Two of the best TV shows in the world was Yes, Minister and Yes, Prime Minister, which were pure BBC gold. The verbal gymnastics and political commentary was so brilliant I thought Twain, Dostoyevsky and Heller were writing the scripts. The first episode of Yes, Prime Minister was called The Grand Design. Hacker, the new PM, visited the Ministry of Defense as soon as he came to office. Hacker is astonished by ‘nuclear’ politics and the Trident missile situation that he decides to make a difference. Yes, that is right. He decides to be a politician that cares. He wants to bring hope to Britain and, in one fell swoop, cure problems with defense, unemployment and education. If Bush had been involved it would have been called the Leave No Britain Behind Bill.

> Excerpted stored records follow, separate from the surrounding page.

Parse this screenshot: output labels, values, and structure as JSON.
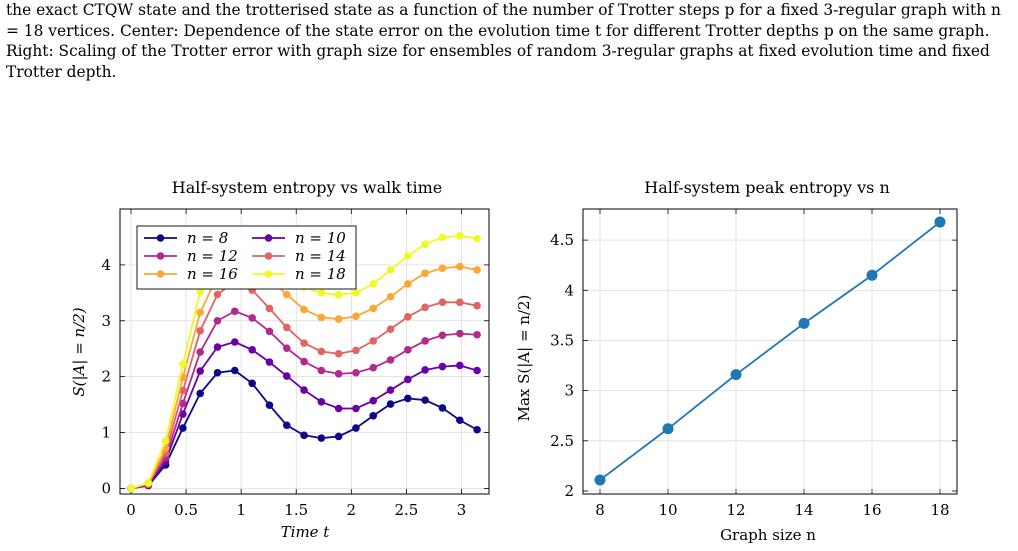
{
  "caption": {
    "text": "the exact CTQW state and the trotterised state as a function of the number of Trotter steps p for a fixed 3-regular graph with n = 18 vertices. Center: Dependence of the state error on the evolution time t for different Trotter depths p on the same graph. Right: Scaling of the Trotter error with graph size for ensembles of random 3-regular graphs at fixed evolution time and fixed Trotter depth."
  },
  "chart_data": [
    {
      "type": "line",
      "title": "Half-system entropy vs walk time",
      "xlabel": "Time t",
      "ylabel": "S(|A| = n/2)",
      "xlim": [
        -0.1,
        3.25
      ],
      "ylim": [
        -0.1,
        5.0
      ],
      "xticks": [
        0,
        0.5,
        1,
        1.5,
        2,
        2.5,
        3
      ],
      "xtick_labels": [
        "0",
        "0.5",
        "1",
        "1.5",
        "2",
        "2.5",
        "3"
      ],
      "yticks": [
        0,
        1,
        2,
        3,
        4
      ],
      "ytick_labels": [
        "0",
        "1",
        "2",
        "3",
        "4"
      ],
      "grid": true,
      "legend_position": "top-left",
      "x": [
        0,
        0.157,
        0.314,
        0.471,
        0.628,
        0.785,
        0.942,
        1.1,
        1.257,
        1.414,
        1.571,
        1.728,
        1.885,
        2.042,
        2.199,
        2.356,
        2.513,
        2.67,
        2.827,
        2.985,
        3.142
      ],
      "series": [
        {
          "name": "n = 8",
          "color": "#0d0887",
          "values": [
            0.0,
            0.05,
            0.42,
            1.08,
            1.7,
            2.07,
            2.11,
            1.88,
            1.49,
            1.13,
            0.95,
            0.9,
            0.93,
            1.08,
            1.3,
            1.51,
            1.61,
            1.58,
            1.44,
            1.22,
            1.05
          ]
        },
        {
          "name": "n = 10",
          "color": "#6a00a8",
          "values": [
            0.0,
            0.06,
            0.48,
            1.33,
            2.1,
            2.53,
            2.62,
            2.48,
            2.26,
            2.01,
            1.76,
            1.55,
            1.43,
            1.43,
            1.57,
            1.76,
            1.95,
            2.12,
            2.18,
            2.2,
            2.11
          ]
        },
        {
          "name": "n = 12",
          "color": "#b12a90",
          "values": [
            0.0,
            0.07,
            0.55,
            1.52,
            2.44,
            3.0,
            3.17,
            3.05,
            2.81,
            2.51,
            2.27,
            2.11,
            2.05,
            2.07,
            2.16,
            2.3,
            2.48,
            2.64,
            2.74,
            2.77,
            2.75
          ]
        },
        {
          "name": "n = 14",
          "color": "#e16462",
          "values": [
            0.0,
            0.08,
            0.63,
            1.75,
            2.82,
            3.47,
            3.7,
            3.55,
            3.22,
            2.88,
            2.6,
            2.45,
            2.41,
            2.47,
            2.64,
            2.85,
            3.07,
            3.24,
            3.33,
            3.33,
            3.27
          ]
        },
        {
          "name": "n = 16",
          "color": "#fca636",
          "values": [
            0.0,
            0.09,
            0.72,
            1.99,
            3.15,
            3.8,
            3.95,
            3.9,
            3.75,
            3.47,
            3.2,
            3.06,
            3.03,
            3.08,
            3.22,
            3.43,
            3.66,
            3.85,
            3.94,
            3.97,
            3.91
          ]
        },
        {
          "name": "n = 18",
          "color": "#f0f921",
          "values": [
            0.0,
            0.1,
            0.85,
            2.22,
            3.52,
            4.05,
            4.1,
            4.05,
            3.92,
            3.75,
            3.6,
            3.5,
            3.46,
            3.5,
            3.66,
            3.91,
            4.16,
            4.37,
            4.49,
            4.52,
            4.47
          ]
        }
      ]
    },
    {
      "type": "line",
      "title": "Half-system peak entropy vs n",
      "xlabel": "Graph size n",
      "ylabel": "Max S(|A| = n/2)",
      "xlim": [
        7.5,
        18.5
      ],
      "ylim": [
        1.97,
        4.81
      ],
      "xticks": [
        8,
        10,
        12,
        14,
        16,
        18
      ],
      "xtick_labels": [
        "8",
        "10",
        "12",
        "14",
        "16",
        "18"
      ],
      "yticks": [
        2,
        2.5,
        3,
        3.5,
        4,
        4.5
      ],
      "ytick_labels": [
        "2",
        "2.5",
        "3",
        "3.5",
        "4",
        "4.5"
      ],
      "grid": true,
      "x": [
        8,
        10,
        12,
        14,
        16,
        18
      ],
      "series": [
        {
          "color": "#1f77b4",
          "values": [
            2.11,
            2.62,
            3.16,
            3.67,
            4.15,
            4.68
          ]
        }
      ]
    }
  ]
}
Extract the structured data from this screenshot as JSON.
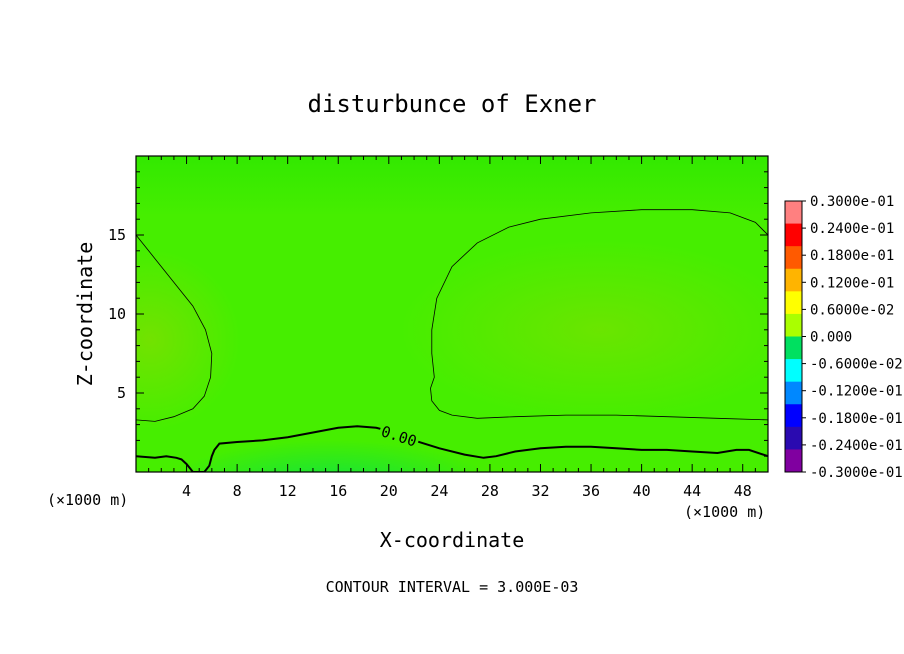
{
  "chart_data": {
    "type": "heatmap",
    "title": "disturbunce of Exner",
    "xlabel": "X-coordinate",
    "ylabel": "Z-coordinate",
    "x_unit": "(×1000 m)",
    "y_unit": "(×1000 m)",
    "xlim": [
      0,
      50
    ],
    "ylim": [
      0,
      20
    ],
    "x_ticks": [
      4,
      8,
      12,
      16,
      20,
      24,
      28,
      32,
      36,
      40,
      44,
      48
    ],
    "x_tick_labels": [
      "4",
      "8",
      "12",
      "16",
      "20",
      "24",
      "28",
      "32",
      "36",
      "40",
      "44",
      "48"
    ],
    "y_ticks": [
      5,
      10,
      15
    ],
    "y_tick_labels": [
      "5",
      "10",
      "15"
    ],
    "footer": "CONTOUR INTERVAL = 3.000E-03",
    "colorbar": {
      "labels": [
        "0.3000e-01",
        "0.2400e-01",
        "0.1800e-01",
        "0.1200e-01",
        "0.6000e-02",
        "0.000",
        "-0.6000e-02",
        "-0.1200e-01",
        "-0.1800e-01",
        "-0.2400e-01",
        "-0.3000e-01"
      ],
      "colors": [
        "#ff8080",
        "#ff0000",
        "#ff5a00",
        "#ffb400",
        "#ffff00",
        "#aaff00",
        "#00e060",
        "#00ffff",
        "#0088ff",
        "#0000ff",
        "#2a0ab0",
        "#8000a0"
      ]
    },
    "background_color": "#46ee00",
    "contours": [
      {
        "label": "0.00",
        "level": 0.0,
        "points": [
          [
            0,
            1.0
          ],
          [
            1.5,
            0.9
          ],
          [
            2.4,
            1.0
          ],
          [
            3.2,
            0.9
          ],
          [
            3.6,
            0.8
          ],
          [
            4.0,
            0.5
          ],
          [
            4.3,
            0.2
          ],
          [
            4.5,
            0
          ],
          [
            5.4,
            0
          ],
          [
            5.8,
            0.4
          ],
          [
            6.0,
            1.0
          ],
          [
            6.2,
            1.4
          ],
          [
            6.6,
            1.8
          ],
          [
            8.0,
            1.9
          ],
          [
            10.0,
            2.0
          ],
          [
            12.0,
            2.2
          ],
          [
            14.0,
            2.5
          ],
          [
            16.0,
            2.8
          ],
          [
            17.5,
            2.9
          ],
          [
            19.0,
            2.8
          ],
          [
            20.0,
            2.6
          ],
          [
            22.0,
            2.0
          ],
          [
            24.0,
            1.5
          ],
          [
            26.0,
            1.1
          ],
          [
            27.5,
            0.9
          ],
          [
            28.5,
            1.0
          ],
          [
            30.0,
            1.3
          ],
          [
            32.0,
            1.5
          ],
          [
            34.0,
            1.6
          ],
          [
            36.0,
            1.6
          ],
          [
            38.0,
            1.5
          ],
          [
            40.0,
            1.4
          ],
          [
            42.0,
            1.4
          ],
          [
            44.0,
            1.3
          ],
          [
            46.0,
            1.2
          ],
          [
            47.5,
            1.4
          ],
          [
            48.5,
            1.4
          ],
          [
            50.0,
            1.0
          ]
        ]
      },
      {
        "label": "",
        "level": 0.003,
        "points": [
          [
            0,
            15.0
          ],
          [
            1.5,
            13.5
          ],
          [
            3.0,
            12.0
          ],
          [
            4.5,
            10.5
          ],
          [
            5.5,
            9.0
          ],
          [
            6.0,
            7.5
          ],
          [
            5.9,
            6.0
          ],
          [
            5.4,
            4.8
          ],
          [
            4.5,
            4.0
          ],
          [
            3.0,
            3.5
          ],
          [
            1.5,
            3.2
          ],
          [
            0,
            3.3
          ]
        ]
      },
      {
        "label": "",
        "level": 0.003,
        "points": [
          [
            50.0,
            15.0
          ],
          [
            49.0,
            15.8
          ],
          [
            47.0,
            16.4
          ],
          [
            44.0,
            16.6
          ],
          [
            40.0,
            16.6
          ],
          [
            36.0,
            16.4
          ],
          [
            32.0,
            16.0
          ],
          [
            29.5,
            15.5
          ],
          [
            27.0,
            14.5
          ],
          [
            25.0,
            13.0
          ],
          [
            23.8,
            11.0
          ],
          [
            23.4,
            9.0
          ],
          [
            23.4,
            7.5
          ],
          [
            23.6,
            6.0
          ],
          [
            23.3,
            5.3
          ],
          [
            23.4,
            4.5
          ],
          [
            24.0,
            3.9
          ],
          [
            25.0,
            3.6
          ],
          [
            27.0,
            3.4
          ],
          [
            30.0,
            3.5
          ],
          [
            34.0,
            3.6
          ],
          [
            38.0,
            3.6
          ],
          [
            42.0,
            3.5
          ],
          [
            46.0,
            3.4
          ],
          [
            50.0,
            3.3
          ]
        ]
      }
    ]
  }
}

Sir Humphrey, played by a deliciously ambiguous Nigel Hawthorne, convinces Hacker that any action addressing a matter of national concern would be ill advised as the PM may not be able to attain the PR coup de grace he was hoping for. Hacker grumbles and then exclaims he is hungry. Sir Humphrey, an impeccable civil servant, suggests that Hacker could make his mark on history by obtaining a government paid cook for 10 Downing Street! What an excellent idea. After all, the PM was hungry and to prevent future PM’s from being hungry seems kind and humanistic.
Oh, if only Obama could create one new job maybe I could justify sticking my head in the sand and ignoring the Guantanamo trials. Of course, Obama did secure a White House vegetable garden. The garden ensures that no future president will suffer from malnutrition. A baby step on the path to marking history.